Der Rechtsdienstleistungsmarkt ist durch die Digitalisierung und den Wettbewerb mit Inkassodienstleistern einem stetigen Wandel unterworfen. Inkassodienstleister können eine kostengünstige und effiziente Alternative zur anwaltlichen Vertretung bieten, insbesondere bei Masseverfahren. Sie unterliegen jedoch dem RDG, das ihre Tätigkeit auf bestimmte Bereiche beschränkt und ihnen Anforderungen an die Qualität und Transparenz ihrer Leistungen auferlegt, mögen diese im Vergleich zu den berufsrechtlichen Anforderungen an die Anwaltschaft auch nicht allzu streng sein. Die Anwaltschaft muss sich dieser Herausforderung stellen und ihre Kompetenzen und Dienstleistungen weiterentwickeln, um ihre Rolle als unabhängiger Rechtsberater und Interessenvertreter zu stärken.

Rn556

Bei einem Blick auf die eher liberale Rechtsprechung des BGH zu LegalTech-Geschäftsmodellen und dem immer weiteren Verständnis des Umfangs von Inkasso, zeigt sich eine große Akzeptanz der Senate – mit Ausnahme des eigentlich für das anwaltliche Berufsrecht zuständigen Anwaltssenats15 - für die neuen Geschäftsmodelle.

Rn557

Wie der BGH über ChatGPT urteilen wird, wenn er sich damit befassen muss, ist ungewiss, auch wenn die bisher zuständigen Senate fortschrittlich eingestellt waren. Auch aus der Smartlaw-Entscheidung lässt sich nichts ableiten. Es gibt zwar einige Argumente für eine liberale Interpretation. Aber man darf nicht vergessen, dass die Unterschiede zwischen dem Vertragsgenerator Smartlaw und ChatGPT merklich vorhanden sind.

Rn558

Deshalb kann man nur ein vorläufiges Fazit ziehen: Wahrscheinlich wird die Bereitstellung von ChatGPT nach der bisherigen Rechtsprechung eher erlaubt als verboten sein.

Rn559

1 Vgl. dazu ausführlich Römermann, MMR 2021, 718.

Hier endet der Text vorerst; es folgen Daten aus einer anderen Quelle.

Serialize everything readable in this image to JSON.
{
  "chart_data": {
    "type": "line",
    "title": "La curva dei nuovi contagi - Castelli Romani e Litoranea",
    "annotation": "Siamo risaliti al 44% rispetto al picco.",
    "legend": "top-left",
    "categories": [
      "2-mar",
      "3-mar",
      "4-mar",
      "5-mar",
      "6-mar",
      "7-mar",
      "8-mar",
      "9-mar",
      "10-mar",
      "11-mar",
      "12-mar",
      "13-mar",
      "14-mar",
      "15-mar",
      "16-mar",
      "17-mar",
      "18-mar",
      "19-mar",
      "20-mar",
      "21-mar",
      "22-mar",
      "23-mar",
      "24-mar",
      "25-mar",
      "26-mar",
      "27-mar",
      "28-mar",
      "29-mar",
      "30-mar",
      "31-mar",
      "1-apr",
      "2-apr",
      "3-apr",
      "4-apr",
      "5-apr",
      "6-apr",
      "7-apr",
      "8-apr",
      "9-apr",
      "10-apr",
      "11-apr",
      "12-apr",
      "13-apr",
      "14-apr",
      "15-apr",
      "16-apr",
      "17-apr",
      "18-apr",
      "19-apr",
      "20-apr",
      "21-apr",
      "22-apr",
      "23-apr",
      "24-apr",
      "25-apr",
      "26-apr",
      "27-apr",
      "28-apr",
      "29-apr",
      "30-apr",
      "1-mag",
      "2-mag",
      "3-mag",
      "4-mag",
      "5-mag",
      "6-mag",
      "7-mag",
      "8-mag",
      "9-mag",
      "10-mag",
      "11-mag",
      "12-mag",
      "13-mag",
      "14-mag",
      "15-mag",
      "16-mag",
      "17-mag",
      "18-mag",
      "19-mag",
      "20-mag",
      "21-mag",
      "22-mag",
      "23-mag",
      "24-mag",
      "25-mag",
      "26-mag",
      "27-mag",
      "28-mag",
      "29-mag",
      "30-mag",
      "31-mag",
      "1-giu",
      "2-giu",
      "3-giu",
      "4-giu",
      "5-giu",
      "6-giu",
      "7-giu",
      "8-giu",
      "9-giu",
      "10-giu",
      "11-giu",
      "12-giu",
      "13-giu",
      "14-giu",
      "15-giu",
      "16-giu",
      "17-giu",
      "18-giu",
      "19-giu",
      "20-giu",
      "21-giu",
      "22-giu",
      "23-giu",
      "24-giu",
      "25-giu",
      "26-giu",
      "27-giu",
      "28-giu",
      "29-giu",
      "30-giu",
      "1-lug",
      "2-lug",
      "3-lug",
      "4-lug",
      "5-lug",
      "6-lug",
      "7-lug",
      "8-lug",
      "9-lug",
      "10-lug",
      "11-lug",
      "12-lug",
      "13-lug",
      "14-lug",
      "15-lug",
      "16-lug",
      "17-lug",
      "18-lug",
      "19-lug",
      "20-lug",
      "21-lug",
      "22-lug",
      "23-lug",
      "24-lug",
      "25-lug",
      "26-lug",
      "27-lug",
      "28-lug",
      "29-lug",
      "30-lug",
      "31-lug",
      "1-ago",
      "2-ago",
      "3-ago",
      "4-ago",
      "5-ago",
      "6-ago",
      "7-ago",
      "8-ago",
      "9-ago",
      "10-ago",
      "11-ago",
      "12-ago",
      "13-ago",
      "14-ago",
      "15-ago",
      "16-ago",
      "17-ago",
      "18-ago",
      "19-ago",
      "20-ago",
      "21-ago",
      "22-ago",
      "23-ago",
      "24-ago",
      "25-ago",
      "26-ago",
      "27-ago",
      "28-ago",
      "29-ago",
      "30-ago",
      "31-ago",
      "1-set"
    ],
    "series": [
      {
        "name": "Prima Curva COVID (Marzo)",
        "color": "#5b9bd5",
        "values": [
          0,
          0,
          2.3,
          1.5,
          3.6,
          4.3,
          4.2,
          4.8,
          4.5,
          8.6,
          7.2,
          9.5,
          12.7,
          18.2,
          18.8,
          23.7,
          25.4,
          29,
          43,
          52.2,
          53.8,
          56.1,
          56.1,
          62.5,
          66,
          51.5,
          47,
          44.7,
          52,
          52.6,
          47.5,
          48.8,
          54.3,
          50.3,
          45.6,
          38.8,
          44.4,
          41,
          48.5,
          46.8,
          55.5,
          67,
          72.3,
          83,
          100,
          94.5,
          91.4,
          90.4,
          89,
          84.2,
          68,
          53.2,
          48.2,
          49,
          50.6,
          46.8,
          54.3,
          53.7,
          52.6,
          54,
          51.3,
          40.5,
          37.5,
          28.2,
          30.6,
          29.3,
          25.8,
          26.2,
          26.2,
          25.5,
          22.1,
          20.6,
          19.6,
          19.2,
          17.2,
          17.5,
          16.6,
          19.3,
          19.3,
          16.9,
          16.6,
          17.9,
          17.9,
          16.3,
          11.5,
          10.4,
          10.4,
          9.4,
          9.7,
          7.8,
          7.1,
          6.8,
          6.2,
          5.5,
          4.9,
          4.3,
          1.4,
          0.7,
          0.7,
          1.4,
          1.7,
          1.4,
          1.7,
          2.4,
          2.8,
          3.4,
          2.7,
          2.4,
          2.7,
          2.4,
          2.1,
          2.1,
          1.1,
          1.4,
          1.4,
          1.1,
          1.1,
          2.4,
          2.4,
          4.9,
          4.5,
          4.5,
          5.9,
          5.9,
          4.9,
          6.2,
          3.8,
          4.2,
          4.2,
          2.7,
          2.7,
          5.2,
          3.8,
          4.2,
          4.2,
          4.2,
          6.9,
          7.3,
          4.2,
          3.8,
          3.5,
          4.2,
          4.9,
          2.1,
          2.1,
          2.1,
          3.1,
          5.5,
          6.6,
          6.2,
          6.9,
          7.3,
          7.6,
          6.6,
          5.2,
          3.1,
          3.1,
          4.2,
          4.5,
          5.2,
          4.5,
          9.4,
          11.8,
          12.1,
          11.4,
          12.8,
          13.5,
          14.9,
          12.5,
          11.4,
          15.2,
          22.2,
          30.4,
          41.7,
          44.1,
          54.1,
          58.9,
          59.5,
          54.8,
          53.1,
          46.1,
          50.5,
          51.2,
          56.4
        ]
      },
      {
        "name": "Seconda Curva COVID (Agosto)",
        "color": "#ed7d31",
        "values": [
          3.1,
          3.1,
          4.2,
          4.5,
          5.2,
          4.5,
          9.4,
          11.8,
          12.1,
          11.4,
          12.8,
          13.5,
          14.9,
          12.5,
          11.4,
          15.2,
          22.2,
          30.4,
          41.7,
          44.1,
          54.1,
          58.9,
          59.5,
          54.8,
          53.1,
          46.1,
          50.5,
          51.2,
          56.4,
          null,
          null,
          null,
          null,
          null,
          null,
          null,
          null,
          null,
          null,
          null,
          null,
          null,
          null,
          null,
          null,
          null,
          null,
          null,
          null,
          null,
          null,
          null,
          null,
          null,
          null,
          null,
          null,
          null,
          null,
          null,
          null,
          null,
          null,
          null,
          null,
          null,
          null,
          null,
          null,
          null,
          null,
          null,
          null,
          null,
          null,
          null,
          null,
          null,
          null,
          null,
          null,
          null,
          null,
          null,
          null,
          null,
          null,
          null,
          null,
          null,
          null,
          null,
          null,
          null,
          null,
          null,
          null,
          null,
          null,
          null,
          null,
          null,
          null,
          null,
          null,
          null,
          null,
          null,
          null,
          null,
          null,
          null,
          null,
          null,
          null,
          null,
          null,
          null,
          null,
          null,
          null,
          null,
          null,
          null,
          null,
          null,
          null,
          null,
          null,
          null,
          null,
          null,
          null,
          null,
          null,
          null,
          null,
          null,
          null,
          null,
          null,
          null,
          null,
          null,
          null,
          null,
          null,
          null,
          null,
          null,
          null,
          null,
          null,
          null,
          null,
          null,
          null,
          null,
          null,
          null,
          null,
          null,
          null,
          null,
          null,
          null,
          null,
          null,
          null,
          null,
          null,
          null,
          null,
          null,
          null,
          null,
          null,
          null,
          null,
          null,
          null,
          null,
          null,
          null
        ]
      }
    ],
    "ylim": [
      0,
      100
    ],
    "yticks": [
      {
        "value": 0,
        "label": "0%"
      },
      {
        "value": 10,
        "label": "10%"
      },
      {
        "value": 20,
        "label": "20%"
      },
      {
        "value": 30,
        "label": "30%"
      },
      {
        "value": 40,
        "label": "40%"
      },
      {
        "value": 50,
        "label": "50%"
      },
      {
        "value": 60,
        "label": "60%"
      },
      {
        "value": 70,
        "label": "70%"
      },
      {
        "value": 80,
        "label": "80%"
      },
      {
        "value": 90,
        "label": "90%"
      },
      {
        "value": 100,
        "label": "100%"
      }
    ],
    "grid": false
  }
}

2 LG Köln, Urteil vom 8.10.2019 – 33 O 35/19.

3 OLG Köln, Urteil vom 19.6.2020 – 6 U 263/19 m. Anm. Römermann, NJW 2020, 2678.

4 BGH, Urteil vom 9.9.2021 – I ZR 113/20 m. Anm. Beyme, Stbg 2022, 75.

5 LG München I, Urteil vom 7.2.2020 – 37 O 18934/17 m. Anm. Römermann, AnwBl. Online 2020, 273.

6 LG Ingolstadt, Urteil vom 7.8.2020 – 41 O 1745/18.

7 LG Braunschweig, Urteil vom 30.4.2019 – 11 O 3092/19.

8 OLG Braunschweig, Urteil vom 7.10.2021 – 8 U 40/21.

9 BGH, Urteil vom 13.6.2022 – VIa ZR 418/21, LTZ 2022, 260 m. Anm. Römermann.

10 LG Berlin, Urteil vom 4.4.2019 – 67 S 16/19.

11 BGH, Urteil vom 27.11.2019 – VIII ZR 285/18.

12 BGH, Urteil vom 8.4.2020 – VIII ZR 130/19 m.Anm. Römermann, EWiR 2020, 331; vgl. auch BGH, Urteil vom 19.1.2022 – VIII ZR 123/21 m.Anm Römermann EWiR 2022, 143; BGH, Urteil vom 18.5.2022 – VIII ZR 382/21 m. w. N. Römermann, GRUR-Prax 2022, 453.

13 BGH, Urteil vom 9.9.2021 – I ZR 113/20, NJW 2021, 3125 = Stbg 2022, 75 m. Anm. Beyme; zur Vorinstanz OLG Köln Römermann, NJW 2020, 2678.

14 rightnow.de/, zuletzt abgerufen am 2.7.2023.

15 Dazu ausführlich Römermann, LTZ 2022, 260.